気がすむと、姫はすぐにお風呂に向かっていった。僕はポカポカしている体を横にして、ちょっとだけ休憩していた。眠ってしまいそうだったけど、五人の女の子のことを考えていれば、なんとか目を開けられた。でも、それは最初の数分だけだった。
ゆっくりと、気持ちよくなりながら意識が遠くなっていった。『あ、やばい』と思っていても、どうすることもできない眠気に僕は襲われた。結局寝てしまった。
全身に重みがあるのを感じる。まだ目を瞑っていて、意識もはっきりとはしていない。ただ、僕の体に何やら熱を帯びた謎の物体が当たっている、いや、のしかかっている。
だが、その重みのあるものは突然消えた。まるで嘘のように。なんだったんだろう、あれ。
すると次は、僕の顔に何かが当たってきた。プニプニとしていて柔らかい。その謎のプニプニするものは、当たっては離れ当たっては離れを繰り返してくる。それに、なんか甘くて優しい匂いがする。どことなく嗅いだことのある匂いだった。
ふにふに、ふにふに。そんな感じで当ててくる。今度は離すことなく、長時間当ててきた。
「グッ……ゴフッ……!?」
息苦しくなり起き上がる。なんだったのかは、いまいちよく分かっていない。唯一分かったのは、目の前に姫がいることだけだった。
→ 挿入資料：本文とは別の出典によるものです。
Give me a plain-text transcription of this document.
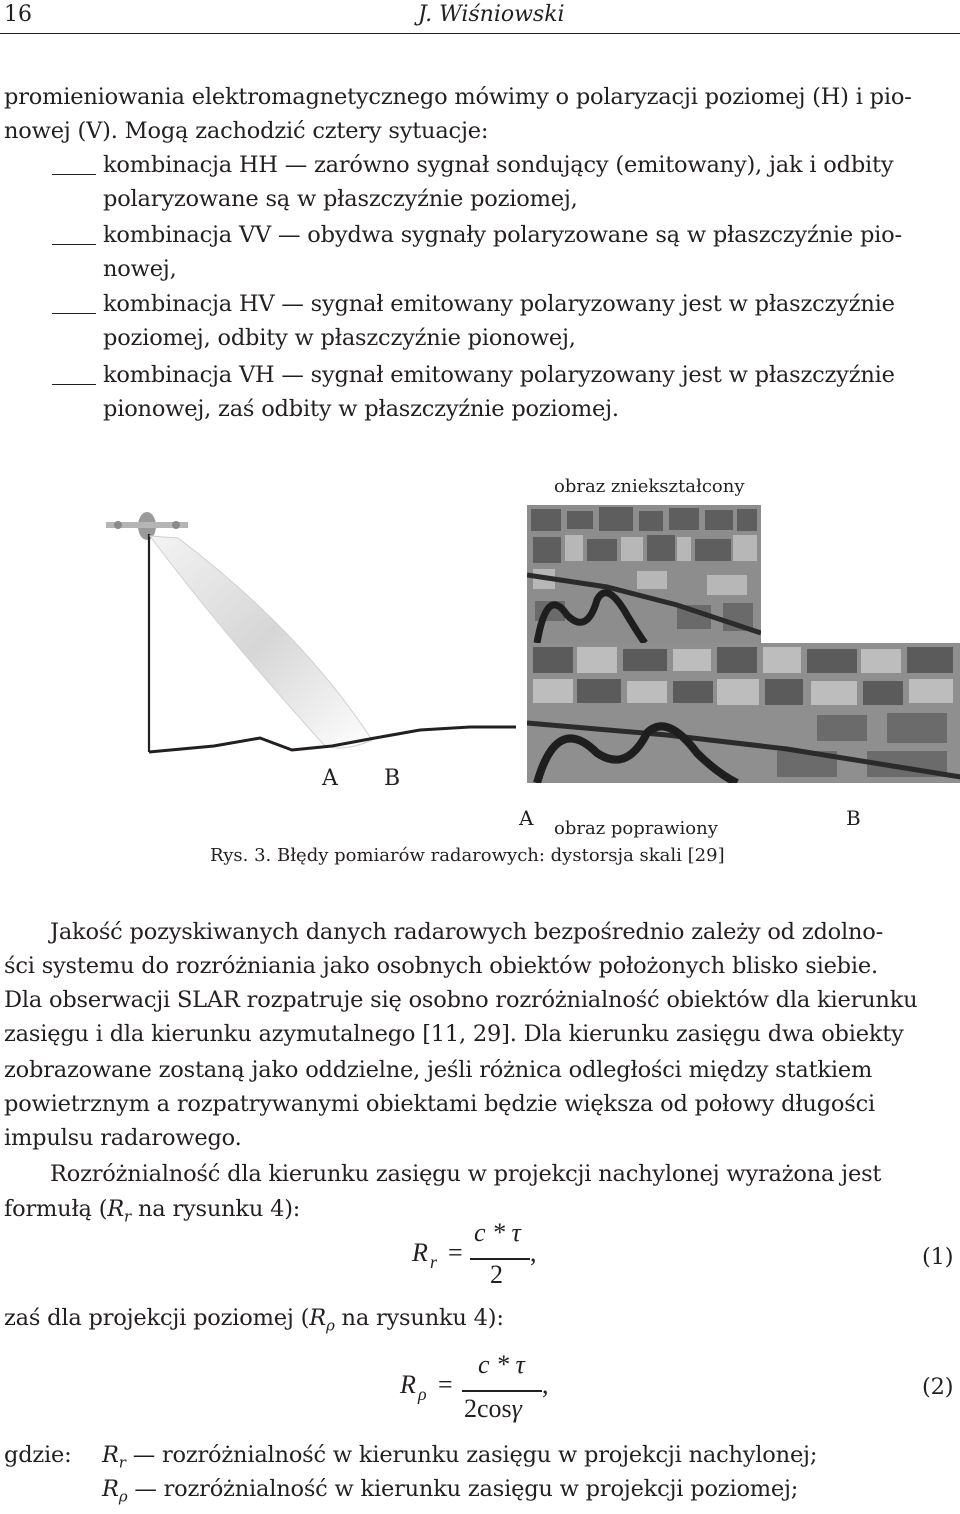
16	J. Wiśniowski
promieniowania elektromagnetycznego mówimy o polaryzacji poziomej (H) i pio-
nowej (V). Mogą zachodzić cztery sytuacje:
kombinacja HH — zarówno sygnał sondujący (emitowany), jak i odbity
polaryzowane są w płaszczyźnie poziomej,
kombinacja VV — obydwa sygnały polaryzowane są w płaszczyźnie pio-
nowej,
kombinacja HV — sygnał emitowany polaryzowany jest w płaszczyźnie
poziomej, odbity w płaszczyźnie pionowej,
kombinacja VH — sygnał emitowany polaryzowany jest w płaszczyźnie
pionowej, zaś odbity w płaszczyźnie poziomej.
obraz zniekształcony
A B
obraz poprawiony
A	B
Rys. 3. Błędy pomiarów radarowych: dystorsja skali [29]
Jakość pozyskiwanych danych radarowych bezpośrednio zależy od zdolno-
ści systemu do rozróżniania jako osobnych obiektów położonych blisko siebie.
Dla obserwacji SLAR rozpatruje się osobno rozróżnialność obiektów dla kierunku
zasięgu i dla kierunku azymutalnego [11, 29]. Dla kierunku zasięgu dwa obiekty
zobrazowane zostaną jako oddzielne, jeśli różnica odległości między statkiem
powietrznym a rozpatrywanymi obiektami będzie większa od połowy długości
impulsu radarowego.
Rozróżnialność dla kierunku zasięgu w projekcji nachylonej wyrażona jest
formułą ($R_r$ na rysunku 4):
R r =
c * τ
2
,	(1)
zaś dla projekcji poziomej ($R_\rho$ na rysunku 4):
R ρ =
c * τ
2cosγ
,	(2)
gdzie: $R_r$ — rozróżnialność w kierunku zasięgu w projekcji nachylonej;
$R_\rho$ — rozróżnialność w kierunku zasięgu w projekcji poziomej;
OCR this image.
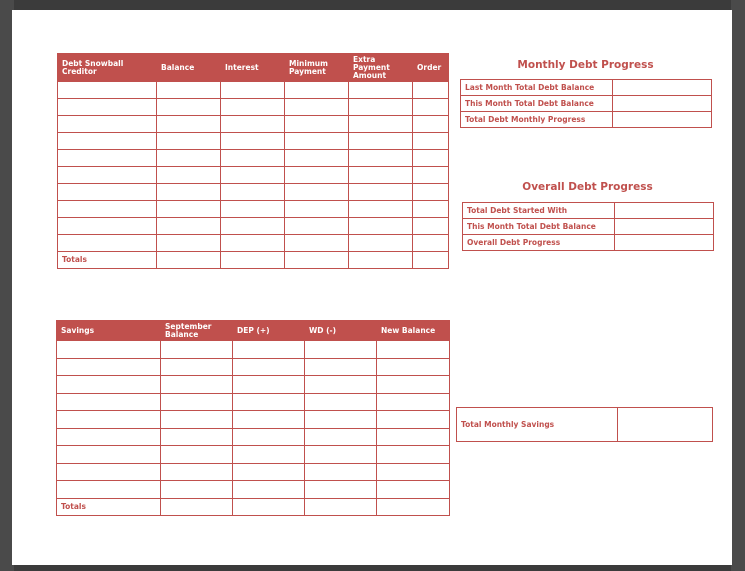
Debt Snowball Creditor	Balance	Interest	Minimum Payment	Extra Payment Amount	Order

Totals					
Monthly Debt Progress
Last Month Total Debt Balance	
This Month Total Debt Balance	
Total Debt Monthly Progress	
Overall Debt Progress
Total Debt Started With	
This Month Total Debt Balance	
Overall Debt Progress	
Savings	September Balance	DEP (+)	WD (-)	New Balance

Totals				
Total Monthly Savings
ん? 姫? 上がったのか? それに、何で胸を持ち上げてんの?
「あ、起きた」
「何してたの?」
「え?」
「僕に何してたの? 姫でしょ? 息苦しくしたの、姫なんでしょ?」
「ごめん、苦しかった? お兄ちゃんが気持ちよさそうに寝てたから、何しても起きないだろうなーって思って、姫が色々してたの! まず乗っかったり、姫のおっぱいを顔に当ててみたりしたの!」
あ、だから胸を……。
「いやいや! 乗っかるのはいいとして、自分の胸を当ててきたのか!?」
「うん!」
「はぁー……。マジかぁ……すごいなぁ……」
「何? もっとしてほしいの?」
「してほしくないって言ったら嘘になるけど、別にしなくて……」
「えい!」
「うわっぷ!」
またやってきた。もう一度鼻に広がる甘くて優しい香り。嗅いだことのある匂いというのは、姫の匂いだったのか。
「どう? 気持ちいい?」
「う、うん……。気持ちいいし、とっても安心する……」
「えへへ! エッチだなぁ、お兄ちゃんは!」
癒しの時間を数秒だけ過ごした。その後、全力で『お兄ちゃんと一緒のベッドで寝たい』と懇願する姫の願いを聞いてやった。そして、ベッドに入ってからも話をした。
「それで、姫は活動を休止にするの? というか、したの?」
「してないよ。これからするかもしれないけど」
「なんで? あんなに僕とエッチするために言ってたのに……」
「お兄ちゃんが姫を選んでくれたら、すぐに休止するつもり。もし選ばれなかったら、お仕事一本になる。だから……早めにお兄ちゃんには決めて欲しいの……」
「うん……」
ベッドに入りながら、白乃、黒乃、神木さん、氷室さん、姫の五人の顔を思い浮かべた。その五人の中でも一人、君のことを少しだけ考えてから、また眠りについた。